After nearly 20 years of teaching, plus years of studying education through coursework, conferences, conversations, school visits, and constant professional reading, I’ve observed that thriving schools are not mysterious. They tend to have four elements in place: expectations, relationships, access, and support. An intense focus on data is not an essential part of the formula unless we apply the broadest definition of data: facts and statistics collected together for reference or analysis (New Oxford American Dictionary).
Can data schools and teachers improve? Absolutely. The right data can provide essential insights to guide school management and teachers. But it takes contextual awareness and professional judgement to apply critical thinking to any set of data to see what use can be made of it – if any.

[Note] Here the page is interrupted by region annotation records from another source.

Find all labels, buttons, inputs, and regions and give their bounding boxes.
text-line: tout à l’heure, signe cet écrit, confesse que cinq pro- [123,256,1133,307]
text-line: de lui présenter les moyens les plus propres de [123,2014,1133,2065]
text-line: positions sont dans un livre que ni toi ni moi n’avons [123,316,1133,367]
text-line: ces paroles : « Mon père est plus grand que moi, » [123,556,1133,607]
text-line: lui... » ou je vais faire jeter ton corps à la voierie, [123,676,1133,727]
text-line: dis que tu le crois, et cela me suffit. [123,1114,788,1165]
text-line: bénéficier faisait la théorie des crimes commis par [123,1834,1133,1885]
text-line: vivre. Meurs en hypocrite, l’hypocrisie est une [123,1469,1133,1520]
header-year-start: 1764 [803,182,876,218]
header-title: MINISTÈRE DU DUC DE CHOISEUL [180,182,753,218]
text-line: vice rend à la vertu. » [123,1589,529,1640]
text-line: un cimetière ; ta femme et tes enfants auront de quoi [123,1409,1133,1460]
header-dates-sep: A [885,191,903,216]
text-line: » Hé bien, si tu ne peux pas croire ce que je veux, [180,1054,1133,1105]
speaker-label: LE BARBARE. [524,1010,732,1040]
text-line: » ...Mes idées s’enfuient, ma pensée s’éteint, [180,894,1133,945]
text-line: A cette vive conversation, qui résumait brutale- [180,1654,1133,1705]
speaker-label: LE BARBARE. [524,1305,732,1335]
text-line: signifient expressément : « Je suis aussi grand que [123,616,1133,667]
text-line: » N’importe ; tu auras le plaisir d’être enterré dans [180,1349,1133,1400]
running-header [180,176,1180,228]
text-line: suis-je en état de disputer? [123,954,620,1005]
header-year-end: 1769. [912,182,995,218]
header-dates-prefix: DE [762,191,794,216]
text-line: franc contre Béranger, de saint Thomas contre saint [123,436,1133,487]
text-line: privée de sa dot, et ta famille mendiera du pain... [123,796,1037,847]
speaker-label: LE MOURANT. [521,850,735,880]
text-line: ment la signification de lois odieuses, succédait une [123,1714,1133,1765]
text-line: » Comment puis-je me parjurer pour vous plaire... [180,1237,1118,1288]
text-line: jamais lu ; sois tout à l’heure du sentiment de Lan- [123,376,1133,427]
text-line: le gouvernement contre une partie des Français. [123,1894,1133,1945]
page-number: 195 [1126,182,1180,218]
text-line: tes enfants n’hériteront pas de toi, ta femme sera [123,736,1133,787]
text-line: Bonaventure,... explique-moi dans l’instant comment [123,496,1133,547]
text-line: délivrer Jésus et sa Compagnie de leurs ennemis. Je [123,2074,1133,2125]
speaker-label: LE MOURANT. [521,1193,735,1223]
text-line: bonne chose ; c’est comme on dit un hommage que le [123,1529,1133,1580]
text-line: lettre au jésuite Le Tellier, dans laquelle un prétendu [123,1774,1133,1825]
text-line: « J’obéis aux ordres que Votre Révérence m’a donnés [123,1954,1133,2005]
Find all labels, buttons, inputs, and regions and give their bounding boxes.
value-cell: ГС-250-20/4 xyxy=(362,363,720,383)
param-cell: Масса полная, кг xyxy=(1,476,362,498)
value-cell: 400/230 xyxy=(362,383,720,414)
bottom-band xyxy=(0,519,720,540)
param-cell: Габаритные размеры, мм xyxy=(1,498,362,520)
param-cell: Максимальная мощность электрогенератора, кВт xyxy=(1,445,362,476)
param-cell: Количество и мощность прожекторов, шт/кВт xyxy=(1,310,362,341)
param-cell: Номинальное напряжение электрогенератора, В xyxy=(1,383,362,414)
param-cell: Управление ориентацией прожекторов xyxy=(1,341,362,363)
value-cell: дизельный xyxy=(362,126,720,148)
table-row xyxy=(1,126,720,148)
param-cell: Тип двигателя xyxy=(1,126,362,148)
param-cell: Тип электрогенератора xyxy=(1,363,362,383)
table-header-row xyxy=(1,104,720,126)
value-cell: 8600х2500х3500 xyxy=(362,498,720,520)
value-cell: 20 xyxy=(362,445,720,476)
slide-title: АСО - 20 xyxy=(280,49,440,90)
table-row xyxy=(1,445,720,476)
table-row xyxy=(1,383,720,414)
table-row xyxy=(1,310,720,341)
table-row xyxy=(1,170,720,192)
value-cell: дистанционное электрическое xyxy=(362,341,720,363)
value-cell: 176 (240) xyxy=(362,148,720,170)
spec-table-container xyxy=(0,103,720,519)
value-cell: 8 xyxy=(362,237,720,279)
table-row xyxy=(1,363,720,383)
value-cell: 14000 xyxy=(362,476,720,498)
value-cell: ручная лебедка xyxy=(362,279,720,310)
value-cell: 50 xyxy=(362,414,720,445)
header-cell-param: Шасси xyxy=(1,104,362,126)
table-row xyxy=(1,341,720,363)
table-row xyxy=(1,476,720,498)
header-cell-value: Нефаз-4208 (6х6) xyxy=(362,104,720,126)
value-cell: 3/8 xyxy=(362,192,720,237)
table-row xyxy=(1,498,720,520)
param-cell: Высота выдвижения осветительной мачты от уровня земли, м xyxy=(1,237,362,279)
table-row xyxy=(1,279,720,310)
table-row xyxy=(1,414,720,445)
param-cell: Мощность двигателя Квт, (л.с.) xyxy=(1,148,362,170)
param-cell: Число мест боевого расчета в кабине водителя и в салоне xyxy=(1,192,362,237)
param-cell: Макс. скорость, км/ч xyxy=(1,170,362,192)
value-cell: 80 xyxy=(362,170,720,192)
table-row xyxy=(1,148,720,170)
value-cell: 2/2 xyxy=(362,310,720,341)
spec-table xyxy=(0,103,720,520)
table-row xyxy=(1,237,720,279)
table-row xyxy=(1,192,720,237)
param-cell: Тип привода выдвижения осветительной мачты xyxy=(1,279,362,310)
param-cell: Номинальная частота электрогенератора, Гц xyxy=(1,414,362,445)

The movement currently afoot asks educators to pass along flawed data from poor measurement tools we’re not allowed to scrutinize, demands we defer to unsound assumptions about teaching and learning, stand by while distant statisticians manipulate the data using shoddy methodology, and then accept at face value that the results sent back to us have utility and meaning for our professional practices. Sorry, folks, I can’t let that slide.
Teachers and administrators, take data down off the altar and stop genuflecting. The data is supposed to serve us, not vice versa, and when it doesn’t serve us well, reject it.
Comment
Yes! It makes me crazy the schools spending all this money and torturing teachers for Data - in our district the teachers collect the Data, but have nothing to do with what information they collect, or why they are collecting it. "Data" is meaningless when no one has figured out what the problem is you are trying to solve.
The focus needs to be on quality teaching. Spot on.